Taylour Paige became one of the year’s top actors to look out for in her titular role in Zola. In an exclusive behind-the-scenes featurette, Paige says she worked at LA strip club Crazy Girls for four weeks just to prep for the role.

“I just kind of took all my experiences and lent those in service of Zola’s truth,” she explains in the video. “But, also, this movie exists in hyperbole. Zola is very self-assured—even if she’s scared.” That’s a strength that Paige plays up perfectly throughout the film. When Zola finds out that her new “friend” Stefani (Riley Keough) enlisted Zola for sex work without her consent, the titular character is fuming, but she keeps a cool demeanor under the threat of being harmed by Stefani’s pimp, X (Colman Domingo).

With nowhere to run, she decides to make the most of her predicament, helping Stefani make big bucks instead of continuing to be stiffed by X. But that also means having to take reins and keep a calm, collected demeanor while encountering aggressive strangers who’ve responded to Stefani’s ad. She also has to clean up Stefani’s mess after her sex work escapade in Florida goes awry.

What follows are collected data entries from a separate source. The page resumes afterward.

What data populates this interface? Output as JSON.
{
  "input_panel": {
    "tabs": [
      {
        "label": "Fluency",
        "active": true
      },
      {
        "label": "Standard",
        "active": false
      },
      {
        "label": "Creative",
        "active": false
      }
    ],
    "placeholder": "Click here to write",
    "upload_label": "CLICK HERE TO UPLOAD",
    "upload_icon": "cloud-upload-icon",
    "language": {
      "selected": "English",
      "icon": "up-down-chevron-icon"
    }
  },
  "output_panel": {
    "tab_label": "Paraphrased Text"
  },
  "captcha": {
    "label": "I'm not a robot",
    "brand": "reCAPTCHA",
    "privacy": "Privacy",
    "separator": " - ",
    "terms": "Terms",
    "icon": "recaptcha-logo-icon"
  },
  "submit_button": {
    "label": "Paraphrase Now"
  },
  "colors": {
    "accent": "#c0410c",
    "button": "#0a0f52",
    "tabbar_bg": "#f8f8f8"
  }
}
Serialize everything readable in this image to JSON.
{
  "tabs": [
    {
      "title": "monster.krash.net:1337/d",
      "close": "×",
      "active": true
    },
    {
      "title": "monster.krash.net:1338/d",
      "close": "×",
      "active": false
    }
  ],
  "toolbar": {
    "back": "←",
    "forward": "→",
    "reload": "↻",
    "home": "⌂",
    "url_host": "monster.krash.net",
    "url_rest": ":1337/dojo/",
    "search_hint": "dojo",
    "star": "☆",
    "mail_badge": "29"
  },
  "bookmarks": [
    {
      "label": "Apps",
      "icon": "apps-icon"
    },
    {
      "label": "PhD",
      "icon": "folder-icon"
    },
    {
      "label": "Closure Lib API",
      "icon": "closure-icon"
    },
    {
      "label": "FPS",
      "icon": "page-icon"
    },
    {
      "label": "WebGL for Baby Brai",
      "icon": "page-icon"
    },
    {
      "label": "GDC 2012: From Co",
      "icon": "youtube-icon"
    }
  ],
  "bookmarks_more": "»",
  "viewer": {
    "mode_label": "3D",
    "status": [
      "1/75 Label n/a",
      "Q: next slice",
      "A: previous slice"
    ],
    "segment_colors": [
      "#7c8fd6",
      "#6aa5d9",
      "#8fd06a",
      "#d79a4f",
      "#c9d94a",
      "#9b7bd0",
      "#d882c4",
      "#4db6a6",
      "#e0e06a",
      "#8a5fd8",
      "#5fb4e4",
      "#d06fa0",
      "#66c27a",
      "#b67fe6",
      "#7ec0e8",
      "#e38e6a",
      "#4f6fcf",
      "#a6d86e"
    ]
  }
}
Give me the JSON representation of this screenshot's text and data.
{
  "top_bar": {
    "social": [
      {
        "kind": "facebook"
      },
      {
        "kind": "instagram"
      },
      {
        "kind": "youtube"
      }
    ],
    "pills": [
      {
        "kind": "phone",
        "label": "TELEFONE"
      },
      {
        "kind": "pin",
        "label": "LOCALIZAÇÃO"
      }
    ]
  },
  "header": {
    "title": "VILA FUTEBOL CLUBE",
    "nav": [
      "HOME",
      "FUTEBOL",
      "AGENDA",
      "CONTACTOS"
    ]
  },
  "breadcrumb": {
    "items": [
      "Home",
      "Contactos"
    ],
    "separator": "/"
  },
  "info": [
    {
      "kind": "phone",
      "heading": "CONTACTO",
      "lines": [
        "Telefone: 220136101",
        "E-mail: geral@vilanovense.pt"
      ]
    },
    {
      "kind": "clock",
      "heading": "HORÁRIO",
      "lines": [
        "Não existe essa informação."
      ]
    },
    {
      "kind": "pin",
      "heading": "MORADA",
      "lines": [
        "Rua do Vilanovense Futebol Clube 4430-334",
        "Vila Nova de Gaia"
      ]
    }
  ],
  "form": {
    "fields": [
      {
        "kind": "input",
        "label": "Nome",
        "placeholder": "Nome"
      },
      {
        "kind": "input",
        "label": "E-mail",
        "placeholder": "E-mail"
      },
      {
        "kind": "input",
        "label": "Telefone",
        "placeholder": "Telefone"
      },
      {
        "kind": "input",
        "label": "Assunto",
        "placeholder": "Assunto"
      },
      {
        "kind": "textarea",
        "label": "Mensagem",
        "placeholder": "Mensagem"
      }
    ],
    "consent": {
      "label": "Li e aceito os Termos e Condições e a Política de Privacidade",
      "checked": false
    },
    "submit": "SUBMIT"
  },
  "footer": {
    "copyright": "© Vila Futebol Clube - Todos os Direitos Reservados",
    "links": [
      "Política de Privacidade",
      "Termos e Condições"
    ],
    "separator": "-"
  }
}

“[Zola’s] like, ‘I know who I am, I know what I choose to do.’ Like, she owns it, and I just think there’s something maybe subconsciously in me that wanted to heel that,” Paige adds.

Zola is seemingly the only intelligent character onscreen throughout the film, and Paige says that director and co-writer Janicza Bravo was “very clear” about Stefani being the “buffoon” in the A24 flick. Keough takes on an accent that’s far different from her own, speaking with an appropriative “blaccent” onscreen. To prep, Keough says she “did a lot of accent training.” She recalls sending her voice coach and Bravo voice notes, trying to perfect Stefani’s voice. “I wanted it to be outrageous and offensive, but authentic. Not like a caricature,” notes Keough. “So finding that line was important.”

Zola arrives on DVD and Blu-ray™ plus digital on September 14 from Lionsgate.